If you want this to be generational wealth that ends up impacting life choices you need to rethink your strategy. If you don’t want to actually cut them in on the $$ now, don’t knock them for going after their own.
Anonymous
Op, ask your daughter to do more chores around the house. That should improve her sex life
Anonymous
Anonymous wrote:OP sounds crazy, unrelenting and narcissistic. But she’s not wrong about the social media box-ticking and careerism. It can exact a price unless people are really supercharged and lucky. But dcum doesn’t want to hear it.

Not everyone can pull off all the accomplishments and optics AND have a relaxed, happy home. DH and I couldn’t.


Makes me recollect an Orwell line in The Road To Wigan Pier about upper middle class strivers "clinging like glue to their miserable fragments of social prestige."
Anonymous
Anonymous wrote:You taught her this, she’s living what you expected and now you’re complaining.

You’re the problem, it’s you.


Not necessarily. Just raise your kids in a pretentious social climbing town like Bethesda.
Anonymous
Anonymous wrote:My parents bought a second home near me and live here 6 months of the year. Why haven't you done similarly? You're retired.

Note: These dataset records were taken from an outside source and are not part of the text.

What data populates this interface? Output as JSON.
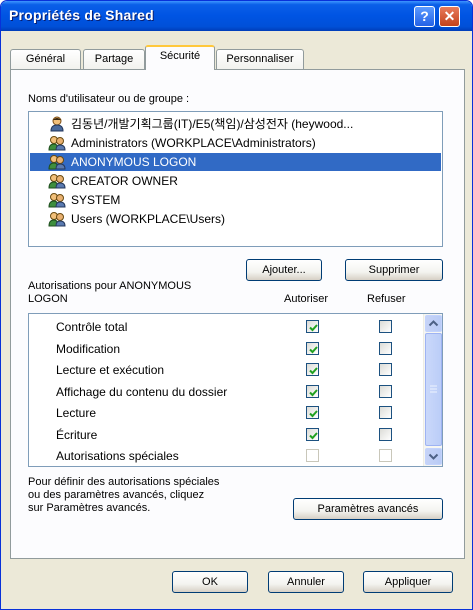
{
  "window": {
    "title": "Propriétés de Shared",
    "help_glyph": "?",
    "close_glyph": "✕"
  },
  "tabs": [
    {
      "label": "Général"
    },
    {
      "label": "Partage"
    },
    {
      "label": "Sécurité",
      "active": true
    },
    {
      "label": "Personnaliser"
    }
  ],
  "users_section": {
    "label": "Noms d'utilisateur ou de groupe :",
    "items": [
      {
        "name": "김동년/개발기획그룹(IT)/E5(책임)/삼성전자 (heywood...",
        "icon": "user-icon",
        "selected": false
      },
      {
        "name": "Administrators (WORKPLACE\\Administrators)",
        "icon": "group-icon",
        "selected": false
      },
      {
        "name": "ANONYMOUS LOGON",
        "icon": "group-icon",
        "selected": true
      },
      {
        "name": "CREATOR OWNER",
        "icon": "group-icon",
        "selected": false
      },
      {
        "name": "SYSTEM",
        "icon": "group-icon",
        "selected": false
      },
      {
        "name": "Users (WORKPLACE\\Users)",
        "icon": "group-icon",
        "selected": false
      }
    ],
    "add_button": "Ajouter...",
    "remove_button": "Supprimer"
  },
  "permissions": {
    "label": "Autorisations pour ANONYMOUS LOGON",
    "label_line1": "Autorisations pour ANONYMOUS",
    "label_line2": "LOGON",
    "col_allow": "Autoriser",
    "col_deny": "Refuser",
    "rows": [
      {
        "name": "Contrôle total",
        "allow": true,
        "deny": false
      },
      {
        "name": "Modification",
        "allow": true,
        "deny": false
      },
      {
        "name": "Lecture et exécution",
        "allow": true,
        "deny": false
      },
      {
        "name": "Affichage du contenu du dossier",
        "allow": true,
        "deny": false
      },
      {
        "name": "Lecture",
        "allow": true,
        "deny": false
      },
      {
        "name": "Écriture",
        "allow": true,
        "deny": false
      },
      {
        "name": "Autorisations spéciales",
        "allow": false,
        "deny": false,
        "disabled": true
      }
    ]
  },
  "advanced": {
    "text_line1": "Pour définir des autorisations spéciales",
    "text_line2": "ou des paramètres avancés, cliquez",
    "text_line3": "sur Paramètres avancés.",
    "button": "Paramètres avancés"
  },
  "footer": {
    "ok": "OK",
    "cancel": "Annuler",
    "apply": "Appliquer"
  }
}
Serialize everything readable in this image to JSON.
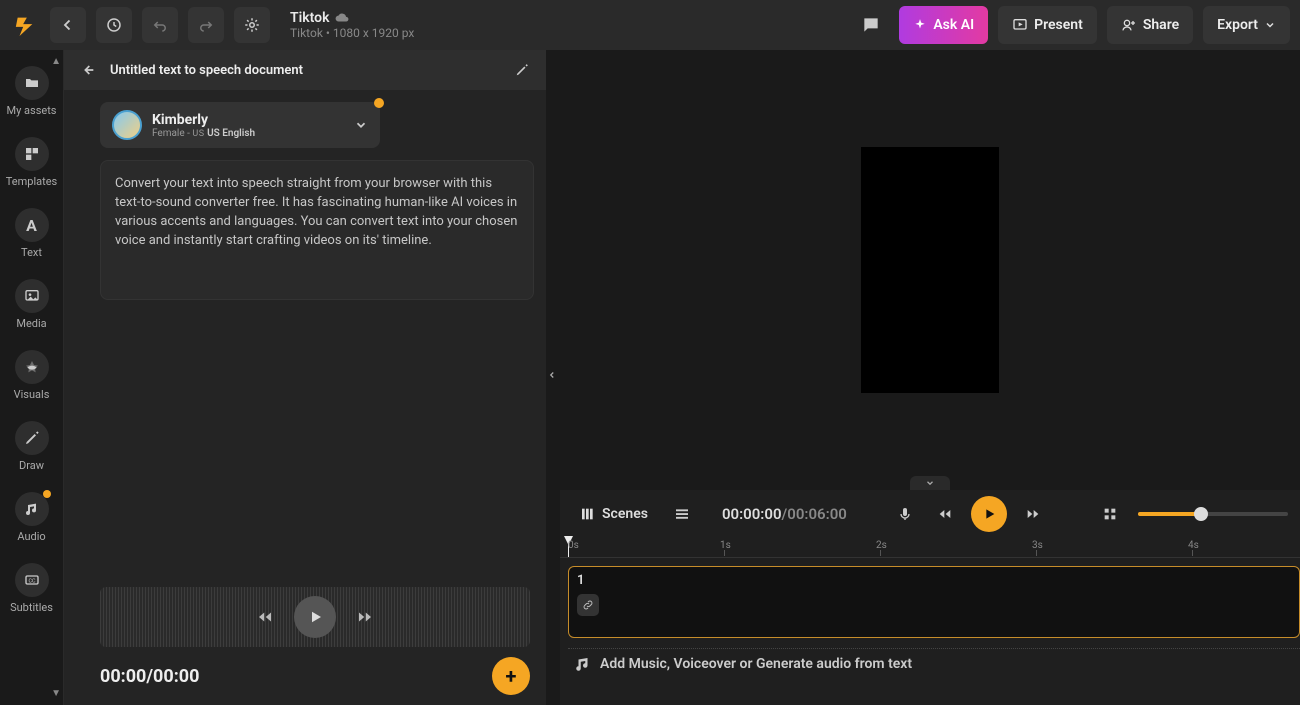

Do you live in a sun belt state ex. Florida?
Anonymous
This has nothing to do with her "marrying well" and everything to do with her wanting to get away from you.
Anonymous
Anonymous wrote:You taught her this, she’s living what you expected and now you’re complaining.

You’re the problem, it’s you.


This. 100% this.
Anonymous
Why are you so enmeshed with her? Why is she telling you about her sex life? Why are you still linking your happiness to your adult daughter?
Anonymous
Anonymous wrote:I'm thinking the couple lives where they do so that OP can't meddle in their lives any more than she's already doing.